日本製鉄は2022年3月9日、AIスタートアップであるエクサウィザーズと共同で、製鉄現場の重機操業において熟練作業者の作業状況を可視化するデータ解析基盤を構築したことを発表した。
日本製鉄は2022年3月9日、AI(人工知能)スタートアップであるエクサウィザーズと共同で、製鉄現場の重機操業において熟練作業者の作業状況を可視化するデータ解析基盤を構築したことを発表した。効率的な技能伝承を促進する狙いがある。同年2月から、日本製鉄の東日本製鉄所君津地区(千葉県君津市)で実証実験を開始した。
今回の実証実験では、エクサウィザーズのロボットAIソリューション「exaBase ロボティクス」を活用して、各種現場情報を連携することで現状作業の可視化を行った。センサーデータで重機の操業位置や速度などを、動画データでスラグ分離作業の状況、溶融物の状態などを、重機の操業情報で処理日時や作業者情報などを取得する。
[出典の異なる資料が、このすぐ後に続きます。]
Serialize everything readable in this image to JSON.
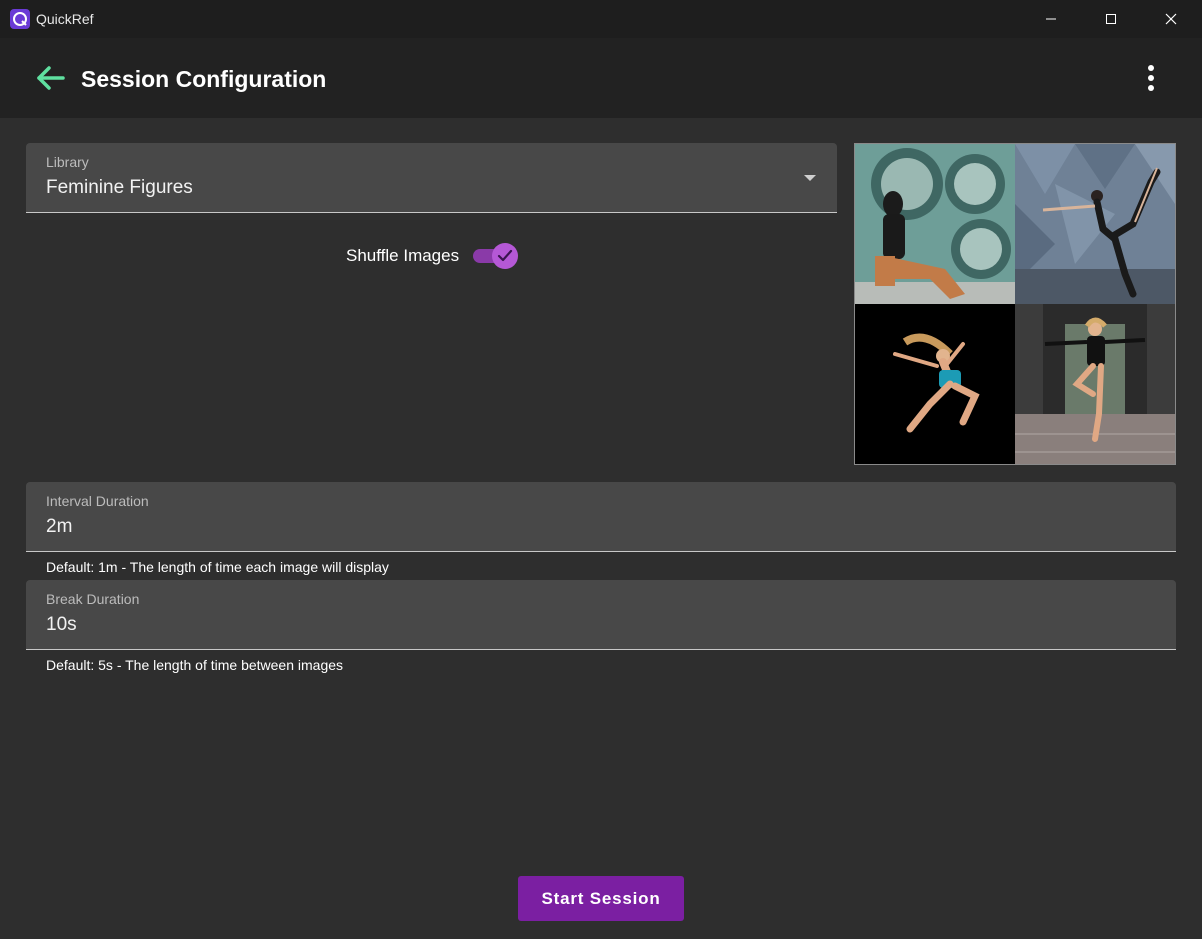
{
  "window": {
    "title": "QuickRef",
    "controls": [
      "minimize-icon",
      "maximize-icon",
      "close-icon"
    ]
  },
  "header": {
    "title": "Session Configuration",
    "back_icon": "arrow-left-icon",
    "menu_icon": "more-vertical-icon"
  },
  "library": {
    "label": "Library",
    "value": "Feminine Figures"
  },
  "shuffle": {
    "label": "Shuffle Images",
    "checked": true
  },
  "preview": {
    "images": [
      "woman-sitting-laundromat",
      "dancer-arabesque-wall",
      "dancer-leaping-black-bg",
      "dancer-jumping-street"
    ]
  },
  "interval": {
    "label": "Interval Duration",
    "value": "2m",
    "helper": "Default: 1m - The length of time each image will display"
  },
  "break": {
    "label": "Break Duration",
    "value": "10s",
    "helper": "Default: 5s - The length of time between images"
  },
  "actions": {
    "start_label": "Start Session"
  },
  "colors": {
    "accent": "#7b1fa2",
    "switch": "#b558d6",
    "back_arrow": "#5fe0a0",
    "background": "#2e2e2e",
    "field": "#484848"
  }
}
これらを通じて作業員の熟練度合いを解析することで、勤続10年以上の作業員が持つ操業技術を可視化し、新人作業員でも同等の操業が行えるように作業支援を行うソフトウェアの検証を進めている。熟練度合いにかかわらず、作業の均質性を保つことが期待されるという。
製鉄製造現場では品位調整の際に発生するスラグを分離する作業を、重機操作によって実施している。1000℃を超える高温溶融物を扱うため、作業員は現場に設置したカメラで状況を確認しながら、重機による遠隔操作を行う。高温溶融物の状況が変化する中で、作業員は自身の知識、経験に基づいて判断を行う必要がある。日本製鉄とエクサウィザーズは、実作業の指標化や熟練作業員のスキル、ノウハウの形式知化を通じて、効率的な技能伝承を目指すとしている。